Now let's produce some test files. rand.pl 10 will output a randomly permuted list of 1 through 10. That's nice, but we need to put that into a file so insert can use it. This can be done using redirection:

rand.pl 10 > r10
The > operator takes the output from rand.pl, and puts it in the file r10. You can double-check this by doing cat r10.

Now we can give this to insert:

insert r10
This should execute quickly without producing any output. Not very interesting. Let's give it a harder input:
  1. rand.pl 50000 > r50k
  2. insert r50k
This should take several seconds to execute. Time it on your watch.

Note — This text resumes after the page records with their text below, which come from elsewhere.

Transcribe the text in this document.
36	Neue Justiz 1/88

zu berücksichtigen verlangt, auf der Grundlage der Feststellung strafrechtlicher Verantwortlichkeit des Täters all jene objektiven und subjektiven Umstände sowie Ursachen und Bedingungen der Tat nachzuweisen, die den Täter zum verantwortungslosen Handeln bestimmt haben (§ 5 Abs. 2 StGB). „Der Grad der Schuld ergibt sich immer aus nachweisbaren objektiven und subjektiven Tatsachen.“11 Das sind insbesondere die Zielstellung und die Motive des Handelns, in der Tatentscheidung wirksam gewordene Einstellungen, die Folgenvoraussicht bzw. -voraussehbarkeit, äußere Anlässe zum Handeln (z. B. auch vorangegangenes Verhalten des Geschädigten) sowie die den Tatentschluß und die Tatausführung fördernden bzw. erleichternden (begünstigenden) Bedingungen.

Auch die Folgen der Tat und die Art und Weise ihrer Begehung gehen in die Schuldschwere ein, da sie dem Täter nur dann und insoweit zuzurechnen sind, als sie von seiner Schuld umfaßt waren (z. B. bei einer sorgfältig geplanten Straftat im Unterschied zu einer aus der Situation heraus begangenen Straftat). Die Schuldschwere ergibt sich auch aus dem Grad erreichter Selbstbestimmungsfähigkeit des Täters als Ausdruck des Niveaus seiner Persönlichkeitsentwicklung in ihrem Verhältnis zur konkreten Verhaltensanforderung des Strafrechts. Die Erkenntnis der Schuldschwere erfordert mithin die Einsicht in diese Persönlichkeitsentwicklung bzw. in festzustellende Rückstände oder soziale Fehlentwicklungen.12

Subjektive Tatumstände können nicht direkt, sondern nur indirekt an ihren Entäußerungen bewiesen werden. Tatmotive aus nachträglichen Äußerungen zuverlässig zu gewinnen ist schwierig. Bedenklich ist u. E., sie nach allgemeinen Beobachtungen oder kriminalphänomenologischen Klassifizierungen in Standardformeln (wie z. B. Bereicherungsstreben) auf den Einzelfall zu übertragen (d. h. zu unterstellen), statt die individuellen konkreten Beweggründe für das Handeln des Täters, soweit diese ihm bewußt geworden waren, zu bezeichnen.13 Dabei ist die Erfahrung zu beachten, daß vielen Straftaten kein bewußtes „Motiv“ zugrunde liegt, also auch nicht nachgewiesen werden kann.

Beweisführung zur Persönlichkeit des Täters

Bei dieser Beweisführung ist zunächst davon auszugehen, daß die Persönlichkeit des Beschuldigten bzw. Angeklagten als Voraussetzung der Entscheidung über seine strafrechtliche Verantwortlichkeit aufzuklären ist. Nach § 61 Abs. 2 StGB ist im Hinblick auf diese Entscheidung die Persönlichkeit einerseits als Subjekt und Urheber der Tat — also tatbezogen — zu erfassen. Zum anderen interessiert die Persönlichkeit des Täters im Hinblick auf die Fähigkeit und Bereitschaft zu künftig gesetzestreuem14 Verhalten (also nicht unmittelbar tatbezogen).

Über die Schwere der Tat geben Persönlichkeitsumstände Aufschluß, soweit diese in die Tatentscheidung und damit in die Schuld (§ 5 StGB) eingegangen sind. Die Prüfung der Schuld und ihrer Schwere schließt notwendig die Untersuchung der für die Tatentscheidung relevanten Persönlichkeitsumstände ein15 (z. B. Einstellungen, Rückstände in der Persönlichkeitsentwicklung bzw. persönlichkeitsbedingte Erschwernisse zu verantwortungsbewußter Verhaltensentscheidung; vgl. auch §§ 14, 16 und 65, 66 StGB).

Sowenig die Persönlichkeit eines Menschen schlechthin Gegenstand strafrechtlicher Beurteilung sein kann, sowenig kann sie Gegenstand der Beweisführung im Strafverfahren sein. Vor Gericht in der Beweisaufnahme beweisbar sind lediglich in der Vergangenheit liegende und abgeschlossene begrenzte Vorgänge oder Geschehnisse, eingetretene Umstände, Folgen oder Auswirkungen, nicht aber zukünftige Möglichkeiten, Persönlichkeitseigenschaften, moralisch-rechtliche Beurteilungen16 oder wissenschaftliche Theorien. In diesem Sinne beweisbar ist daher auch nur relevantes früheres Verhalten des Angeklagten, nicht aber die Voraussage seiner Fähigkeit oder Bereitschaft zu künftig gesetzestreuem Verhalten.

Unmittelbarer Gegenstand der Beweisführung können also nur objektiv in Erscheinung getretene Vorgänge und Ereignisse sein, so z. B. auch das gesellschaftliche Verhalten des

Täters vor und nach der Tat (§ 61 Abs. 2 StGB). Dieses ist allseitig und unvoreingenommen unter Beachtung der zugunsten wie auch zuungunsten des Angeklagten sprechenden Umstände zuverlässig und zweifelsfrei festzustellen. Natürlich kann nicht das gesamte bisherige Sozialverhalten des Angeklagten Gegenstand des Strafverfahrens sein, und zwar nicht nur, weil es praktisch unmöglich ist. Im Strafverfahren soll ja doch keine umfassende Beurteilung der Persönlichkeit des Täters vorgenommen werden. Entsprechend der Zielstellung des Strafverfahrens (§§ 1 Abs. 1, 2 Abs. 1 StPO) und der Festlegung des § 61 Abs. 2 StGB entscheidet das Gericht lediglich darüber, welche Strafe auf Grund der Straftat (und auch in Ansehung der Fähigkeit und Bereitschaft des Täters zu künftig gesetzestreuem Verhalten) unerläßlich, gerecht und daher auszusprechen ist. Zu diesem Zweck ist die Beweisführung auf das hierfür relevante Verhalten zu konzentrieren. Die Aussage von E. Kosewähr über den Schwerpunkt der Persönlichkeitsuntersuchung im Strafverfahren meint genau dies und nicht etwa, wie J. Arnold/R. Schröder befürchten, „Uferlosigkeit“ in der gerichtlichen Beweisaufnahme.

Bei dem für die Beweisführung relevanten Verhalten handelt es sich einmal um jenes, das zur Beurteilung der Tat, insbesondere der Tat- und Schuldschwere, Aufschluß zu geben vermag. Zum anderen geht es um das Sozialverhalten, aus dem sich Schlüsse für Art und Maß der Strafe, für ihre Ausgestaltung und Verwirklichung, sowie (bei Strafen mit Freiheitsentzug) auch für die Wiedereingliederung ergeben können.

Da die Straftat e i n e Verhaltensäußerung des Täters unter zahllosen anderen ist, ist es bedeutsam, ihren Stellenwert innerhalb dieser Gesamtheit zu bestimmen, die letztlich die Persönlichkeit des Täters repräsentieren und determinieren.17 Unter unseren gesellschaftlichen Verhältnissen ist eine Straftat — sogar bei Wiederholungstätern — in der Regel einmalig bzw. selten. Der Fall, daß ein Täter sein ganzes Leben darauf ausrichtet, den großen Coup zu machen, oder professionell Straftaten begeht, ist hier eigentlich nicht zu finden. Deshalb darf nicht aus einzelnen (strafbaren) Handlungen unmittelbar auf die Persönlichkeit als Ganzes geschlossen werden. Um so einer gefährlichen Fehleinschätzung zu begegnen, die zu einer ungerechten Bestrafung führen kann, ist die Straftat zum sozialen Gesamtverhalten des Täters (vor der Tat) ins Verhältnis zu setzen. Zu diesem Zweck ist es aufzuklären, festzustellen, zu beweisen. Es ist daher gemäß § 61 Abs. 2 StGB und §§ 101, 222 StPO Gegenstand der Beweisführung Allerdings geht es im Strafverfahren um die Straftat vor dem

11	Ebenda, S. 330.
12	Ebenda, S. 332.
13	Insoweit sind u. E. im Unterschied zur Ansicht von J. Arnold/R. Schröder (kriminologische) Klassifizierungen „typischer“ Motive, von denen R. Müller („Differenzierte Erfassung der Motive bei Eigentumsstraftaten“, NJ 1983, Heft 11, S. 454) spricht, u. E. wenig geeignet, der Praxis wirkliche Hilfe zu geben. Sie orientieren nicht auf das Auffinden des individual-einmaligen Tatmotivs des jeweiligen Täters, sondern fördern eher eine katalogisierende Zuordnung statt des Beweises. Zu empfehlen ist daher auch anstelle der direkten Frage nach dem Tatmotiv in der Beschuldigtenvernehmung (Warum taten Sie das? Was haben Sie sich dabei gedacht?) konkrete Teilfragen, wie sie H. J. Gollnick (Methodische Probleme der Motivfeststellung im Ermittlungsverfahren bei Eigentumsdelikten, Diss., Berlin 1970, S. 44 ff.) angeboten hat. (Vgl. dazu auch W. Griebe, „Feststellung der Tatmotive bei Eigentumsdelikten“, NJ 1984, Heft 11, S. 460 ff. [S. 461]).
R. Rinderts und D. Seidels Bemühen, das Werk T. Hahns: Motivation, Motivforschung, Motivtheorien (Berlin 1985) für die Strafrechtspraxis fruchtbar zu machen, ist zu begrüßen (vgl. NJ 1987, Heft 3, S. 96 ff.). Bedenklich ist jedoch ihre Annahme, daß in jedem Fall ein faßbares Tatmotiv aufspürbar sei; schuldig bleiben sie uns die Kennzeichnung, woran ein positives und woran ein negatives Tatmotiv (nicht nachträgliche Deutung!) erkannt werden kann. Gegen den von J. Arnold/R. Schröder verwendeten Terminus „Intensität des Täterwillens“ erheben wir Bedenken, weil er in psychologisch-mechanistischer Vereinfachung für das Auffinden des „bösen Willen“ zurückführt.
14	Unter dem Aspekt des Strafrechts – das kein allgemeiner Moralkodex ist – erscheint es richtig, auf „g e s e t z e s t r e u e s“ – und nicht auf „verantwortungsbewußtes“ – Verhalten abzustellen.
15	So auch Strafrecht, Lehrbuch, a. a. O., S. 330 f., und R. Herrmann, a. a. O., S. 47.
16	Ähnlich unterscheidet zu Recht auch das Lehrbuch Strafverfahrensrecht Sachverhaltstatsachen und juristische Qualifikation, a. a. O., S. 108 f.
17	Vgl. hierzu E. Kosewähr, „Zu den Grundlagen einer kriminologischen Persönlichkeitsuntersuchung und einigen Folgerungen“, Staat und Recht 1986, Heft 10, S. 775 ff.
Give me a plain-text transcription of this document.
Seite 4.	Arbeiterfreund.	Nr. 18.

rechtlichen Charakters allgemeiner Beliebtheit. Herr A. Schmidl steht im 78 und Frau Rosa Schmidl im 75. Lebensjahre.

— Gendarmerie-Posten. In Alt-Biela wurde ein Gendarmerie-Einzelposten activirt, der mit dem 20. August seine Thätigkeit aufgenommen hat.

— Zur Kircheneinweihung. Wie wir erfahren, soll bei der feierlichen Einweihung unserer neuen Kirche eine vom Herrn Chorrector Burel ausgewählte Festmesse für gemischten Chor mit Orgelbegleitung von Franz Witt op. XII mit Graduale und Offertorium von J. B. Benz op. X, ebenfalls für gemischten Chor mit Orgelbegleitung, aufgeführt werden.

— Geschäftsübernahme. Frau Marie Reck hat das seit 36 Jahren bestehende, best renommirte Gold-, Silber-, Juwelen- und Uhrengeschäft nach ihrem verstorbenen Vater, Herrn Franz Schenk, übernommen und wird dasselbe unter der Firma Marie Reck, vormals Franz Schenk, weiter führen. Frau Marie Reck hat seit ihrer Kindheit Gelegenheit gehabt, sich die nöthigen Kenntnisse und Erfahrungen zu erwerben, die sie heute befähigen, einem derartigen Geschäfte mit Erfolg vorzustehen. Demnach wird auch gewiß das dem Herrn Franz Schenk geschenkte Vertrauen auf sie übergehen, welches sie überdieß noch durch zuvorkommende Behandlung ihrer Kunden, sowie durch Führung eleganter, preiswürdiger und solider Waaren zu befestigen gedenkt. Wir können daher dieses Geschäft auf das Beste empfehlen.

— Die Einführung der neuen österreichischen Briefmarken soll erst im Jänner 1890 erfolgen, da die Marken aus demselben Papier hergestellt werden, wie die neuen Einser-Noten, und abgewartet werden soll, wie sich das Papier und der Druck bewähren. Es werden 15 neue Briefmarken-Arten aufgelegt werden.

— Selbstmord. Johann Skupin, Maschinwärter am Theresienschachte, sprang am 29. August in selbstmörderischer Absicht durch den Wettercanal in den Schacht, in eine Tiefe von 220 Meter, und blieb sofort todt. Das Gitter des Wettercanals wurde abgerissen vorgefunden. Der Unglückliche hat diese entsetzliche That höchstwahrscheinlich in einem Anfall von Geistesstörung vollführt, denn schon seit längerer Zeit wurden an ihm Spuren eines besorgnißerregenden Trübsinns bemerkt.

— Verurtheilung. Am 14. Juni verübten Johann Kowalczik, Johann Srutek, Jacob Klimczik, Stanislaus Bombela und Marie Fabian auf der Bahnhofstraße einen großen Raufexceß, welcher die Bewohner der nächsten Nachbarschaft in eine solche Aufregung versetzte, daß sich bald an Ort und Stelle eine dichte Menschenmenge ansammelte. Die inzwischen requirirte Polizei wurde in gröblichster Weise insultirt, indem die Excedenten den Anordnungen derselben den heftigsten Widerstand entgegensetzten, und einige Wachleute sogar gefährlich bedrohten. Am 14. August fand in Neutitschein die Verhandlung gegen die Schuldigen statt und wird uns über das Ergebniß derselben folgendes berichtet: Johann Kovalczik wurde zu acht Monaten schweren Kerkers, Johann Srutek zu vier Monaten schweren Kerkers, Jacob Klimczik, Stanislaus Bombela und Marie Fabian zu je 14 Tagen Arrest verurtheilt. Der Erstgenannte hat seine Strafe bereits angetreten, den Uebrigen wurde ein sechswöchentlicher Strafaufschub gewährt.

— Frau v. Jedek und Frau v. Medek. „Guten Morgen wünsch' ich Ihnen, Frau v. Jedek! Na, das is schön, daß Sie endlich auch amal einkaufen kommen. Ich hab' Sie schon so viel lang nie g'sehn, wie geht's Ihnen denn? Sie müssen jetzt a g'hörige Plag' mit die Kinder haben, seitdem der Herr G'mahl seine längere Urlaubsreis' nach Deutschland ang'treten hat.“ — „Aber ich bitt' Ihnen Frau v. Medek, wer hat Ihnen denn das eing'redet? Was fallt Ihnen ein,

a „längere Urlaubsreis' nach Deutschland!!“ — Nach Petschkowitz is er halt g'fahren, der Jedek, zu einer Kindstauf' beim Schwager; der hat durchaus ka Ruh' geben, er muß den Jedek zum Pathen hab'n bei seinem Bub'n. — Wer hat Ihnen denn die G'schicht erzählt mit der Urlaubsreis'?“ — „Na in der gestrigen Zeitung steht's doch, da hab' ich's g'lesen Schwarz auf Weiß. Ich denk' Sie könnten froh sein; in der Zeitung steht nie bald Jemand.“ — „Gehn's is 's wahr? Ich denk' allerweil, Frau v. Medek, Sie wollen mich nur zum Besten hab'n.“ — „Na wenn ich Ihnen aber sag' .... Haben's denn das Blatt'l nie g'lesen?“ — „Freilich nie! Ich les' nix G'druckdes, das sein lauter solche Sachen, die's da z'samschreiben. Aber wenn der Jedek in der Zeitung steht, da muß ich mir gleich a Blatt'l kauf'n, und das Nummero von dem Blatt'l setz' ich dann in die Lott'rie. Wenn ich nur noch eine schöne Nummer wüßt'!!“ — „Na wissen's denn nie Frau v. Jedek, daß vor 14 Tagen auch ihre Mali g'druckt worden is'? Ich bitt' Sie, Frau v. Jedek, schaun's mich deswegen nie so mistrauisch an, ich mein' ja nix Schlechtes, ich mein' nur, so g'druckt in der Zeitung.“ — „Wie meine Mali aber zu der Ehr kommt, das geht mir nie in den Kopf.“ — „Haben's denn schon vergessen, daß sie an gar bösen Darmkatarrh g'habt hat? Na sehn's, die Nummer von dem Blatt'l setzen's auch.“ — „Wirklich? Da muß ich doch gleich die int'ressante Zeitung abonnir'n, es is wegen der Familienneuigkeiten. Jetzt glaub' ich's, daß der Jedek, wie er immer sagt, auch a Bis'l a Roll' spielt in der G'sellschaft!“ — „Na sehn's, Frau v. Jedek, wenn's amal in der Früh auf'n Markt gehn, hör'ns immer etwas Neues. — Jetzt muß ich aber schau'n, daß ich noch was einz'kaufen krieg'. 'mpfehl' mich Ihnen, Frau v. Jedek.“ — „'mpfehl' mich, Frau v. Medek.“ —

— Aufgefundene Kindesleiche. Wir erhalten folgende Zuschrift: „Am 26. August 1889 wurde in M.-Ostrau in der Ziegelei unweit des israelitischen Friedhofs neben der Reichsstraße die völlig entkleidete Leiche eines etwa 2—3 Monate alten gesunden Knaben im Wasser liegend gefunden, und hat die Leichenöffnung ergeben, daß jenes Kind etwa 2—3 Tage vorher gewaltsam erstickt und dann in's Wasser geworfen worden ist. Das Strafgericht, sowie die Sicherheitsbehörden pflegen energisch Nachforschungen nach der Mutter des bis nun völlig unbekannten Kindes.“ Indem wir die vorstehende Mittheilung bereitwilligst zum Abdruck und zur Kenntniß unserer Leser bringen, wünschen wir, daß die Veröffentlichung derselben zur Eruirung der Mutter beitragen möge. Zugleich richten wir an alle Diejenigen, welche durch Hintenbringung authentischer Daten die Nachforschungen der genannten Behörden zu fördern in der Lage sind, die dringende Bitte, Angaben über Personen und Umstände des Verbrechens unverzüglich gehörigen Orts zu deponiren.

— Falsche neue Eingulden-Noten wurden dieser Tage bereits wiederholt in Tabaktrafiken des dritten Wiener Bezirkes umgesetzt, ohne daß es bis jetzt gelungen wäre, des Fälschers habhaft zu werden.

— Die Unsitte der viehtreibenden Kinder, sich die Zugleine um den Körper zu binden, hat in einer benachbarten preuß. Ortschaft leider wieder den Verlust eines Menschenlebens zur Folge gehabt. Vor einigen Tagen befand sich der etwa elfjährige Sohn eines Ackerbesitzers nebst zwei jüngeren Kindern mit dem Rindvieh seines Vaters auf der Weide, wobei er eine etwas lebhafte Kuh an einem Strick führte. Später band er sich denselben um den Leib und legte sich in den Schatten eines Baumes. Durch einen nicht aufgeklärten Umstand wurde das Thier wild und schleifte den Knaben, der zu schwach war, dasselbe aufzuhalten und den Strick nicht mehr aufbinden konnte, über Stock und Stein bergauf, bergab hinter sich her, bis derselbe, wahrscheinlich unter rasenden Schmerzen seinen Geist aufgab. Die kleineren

Repeat this with inputs of 25000 and 75000 elements. Compare the difference in execution time. Kind of inconvenient to time these manually, isn't it? Fortunately, there's an easier way:
time insert r50k


real    0m3.904s
user    0m3.864s
sys     0m0.040s
(Your times will probably not be exactly the same, of course). The time command runs whatever you give it and keeps track of the time. Real time is total time (what you'd get by looking at the clock on the wall). User time is the time your program spent doing its own work. System time is how long your program spent waiting for the system to do things for it (like printing to the screen or reading from files).

Using time, make accurate measurements of how long insert takes to run. Run several different rand.pl outputs of the same size and verify that insert always takes about the same amount of time. Does it look like the time grows quadratically, as our analysis claims?

trans.pl works like rand.pl, but instead of producing random output, it starts with a sorted list of numbers, and then swaps a certain number of random pairs. For example, try trans.pl 20 2 and look at the output.

Now make a few big files using trans.pl with 5-10% transpositions. Compare the running times for insert on comparably sized files from rand.pl. The input distribution certainly matters!